November 2024
Bio Note: My new poetry collection, Steady, is out from Dos Madres Press, and it includes my prize-winning poems, “Lady Bird” and “Being Ruth Asawa.” My Ethel Zine chapbooks—Surrealist Muse, Escaping Lee Miller, Frida, and Being Ruth Asawa—are for sale in the gift shop of the Whitney Museum of American Art.
The Composer
for John Kander Music plays in my head, and I listen. Sounds and rhythms, echoes and vibrations. This is how I move through space, how I comprehend my world. Long, long ago, when I was a baby in Kansas City, I caught tuberculosis. In those days, there was no cure. Isolated on a sleeping porch, I learned to match the sounds of approaching footsteps with the ones who made them. But footsteps go both ways. A residue of loneliness lingers after all these years. Music is the antidote.
The Paleoanthropologist
for Donald C. Johanson Out of the corner of my eye I caught the white glint of a fossilized bone lying in the dirt. On closer inspection, I recognized it as homonid. This was in 1974, in the Afar desert in Ethiopia. I was thirty years old, an associate professor at Case Western Reserve out on a field study. My parents were immigrants. My father died when I was two. My mother cleaned houses to support us. I scored poorly on the SAT and was told to forget about college, but I’d found a subject I loved and mentors who encouraged me.
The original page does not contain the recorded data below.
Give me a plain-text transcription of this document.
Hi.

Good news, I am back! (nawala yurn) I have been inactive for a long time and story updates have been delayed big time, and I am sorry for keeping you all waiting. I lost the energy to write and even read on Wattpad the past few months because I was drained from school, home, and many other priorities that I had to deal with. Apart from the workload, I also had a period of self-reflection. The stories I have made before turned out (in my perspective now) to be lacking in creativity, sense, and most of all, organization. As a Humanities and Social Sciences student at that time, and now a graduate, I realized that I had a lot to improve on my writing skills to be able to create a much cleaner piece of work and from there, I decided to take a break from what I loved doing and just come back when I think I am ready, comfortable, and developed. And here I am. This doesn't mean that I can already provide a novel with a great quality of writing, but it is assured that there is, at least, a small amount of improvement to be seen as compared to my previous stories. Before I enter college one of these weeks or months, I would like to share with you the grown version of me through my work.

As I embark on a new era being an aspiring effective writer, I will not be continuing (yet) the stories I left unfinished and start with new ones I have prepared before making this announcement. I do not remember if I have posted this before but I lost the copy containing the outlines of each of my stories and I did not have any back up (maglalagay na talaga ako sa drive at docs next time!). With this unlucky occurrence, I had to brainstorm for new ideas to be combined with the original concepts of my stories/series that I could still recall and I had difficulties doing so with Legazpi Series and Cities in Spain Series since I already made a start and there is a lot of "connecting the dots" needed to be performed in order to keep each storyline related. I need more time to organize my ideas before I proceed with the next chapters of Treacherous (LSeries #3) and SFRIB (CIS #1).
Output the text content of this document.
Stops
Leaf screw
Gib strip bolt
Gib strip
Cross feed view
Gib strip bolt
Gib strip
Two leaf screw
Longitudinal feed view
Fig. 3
At thirteen I’d read Thomas Huxley’s prediction that someday someone would find an ape more humanlike or a man more apelike. I recovered enough of the skeleton to know she was female and walked upright. Her pelvis and leg bones resembled ours, she stood three-and-a-half feet high, her face was ape-like, she had small canine teeth, and her brain was the size of an orange. She was more than three million years old. I named her Lucy after the Beatles song. Her species, Australopithecus afarensis, survived over a million years. After our first discovery, we spent long hot mornings in the Land Rover, mapping and surveying for fossils. One day, I took an alternate route back to camp through a gully. Within minutes I spotted a right proximal ulna and identified it as hominid. Next I saw an occipital bone, a femur, some ribs, a pelvis, and a lower jaw. Two weeks later, we’d recovered forty percent of a single skeleton. To make the discovery is only the first step. Next is to interpret the evidence in its geographic setting and in the time scale of human evolution. It takes the dedicated effort of a spectrum of specialists. To us, Lucy was more than dry old bones excavated from a remote part of the world. It was as if we could see inklings of a personality.